Lady Ada writes:
- -- Diffie-Hellman for key exchange - -- Triple DES for data encryption - -- RSA for digital signatures/identity verification
Rationale: Unlike encryption protocols designed for email, a phone system will need to exchange public keys bidirectonally at the beginning of every call, and the existance of an insecure two-directional link can be assumed. Diffie-Hellman is perfect for this application. The alternative, RSA, would require either generation of new keypairs at call time, which is very slow, or the
Diffie-Hellman can be quite slow as well, depending on the size of the exponents. It involves calculating x**y, twice, where x and y are about 512 to 1024 bits. Some variants have the exponent yl be smaller, around 140 bits, but if strong primes are used for the modulus the exponent will be large like this. And the Chinese Remainder Theorem speedup used by PGP when RSA signing would not be applicable here. So calculating a DH key exchange could take many times longer than an RSA signature by PGP. This takes about fifteen seconds on my old PC; doing a DH key exchange might take a minute.

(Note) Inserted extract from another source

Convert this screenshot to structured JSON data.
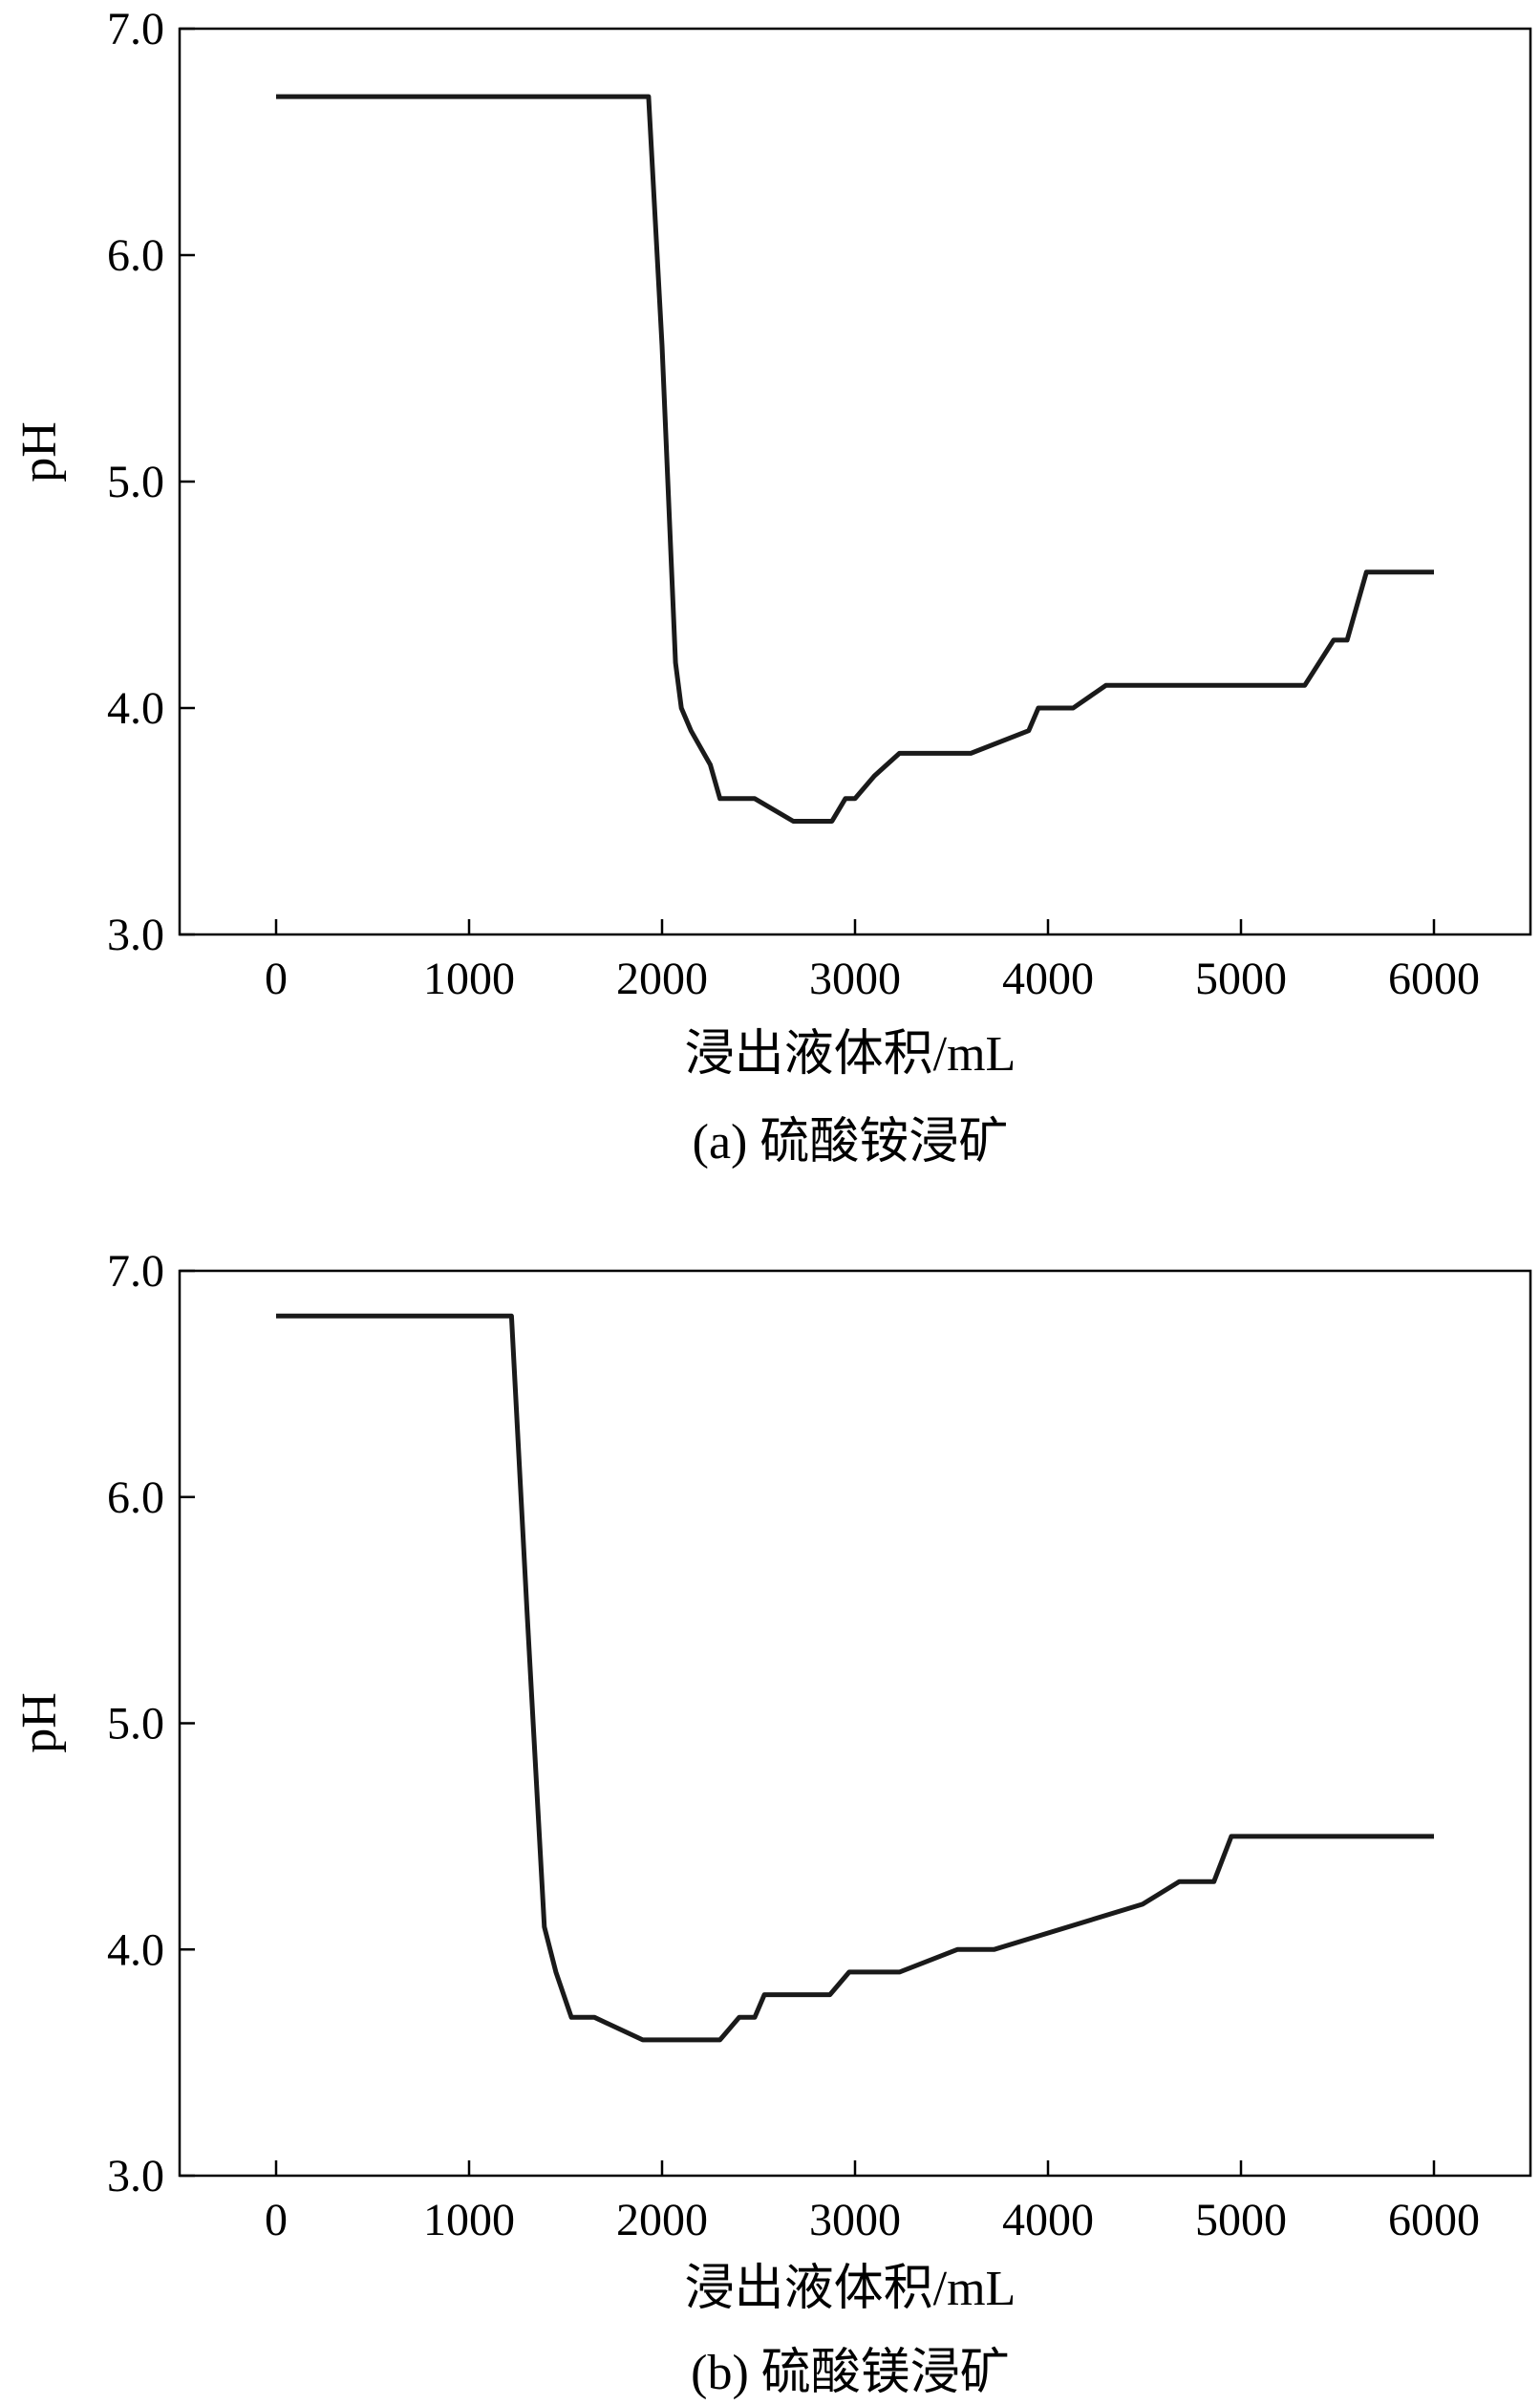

Each phone shall have a button (hard or soft) which can be pressed by the caller at any time. Pressing it will cause a new TDES key to be generated and exchanged. [Should it generate a new n and g for D-H, or just create a new x and demand a new Y?] Paranoid users can press this button every few seconds if they wish. (In my humble opinion, even a single-DES phone is quite secure if it has this feature.)
It might be possible to compute the DH in the background while the conversation is going on, but if the computer is also compressing, uncompressing, encrypting and decrypting at the same time, that's not going to be easy.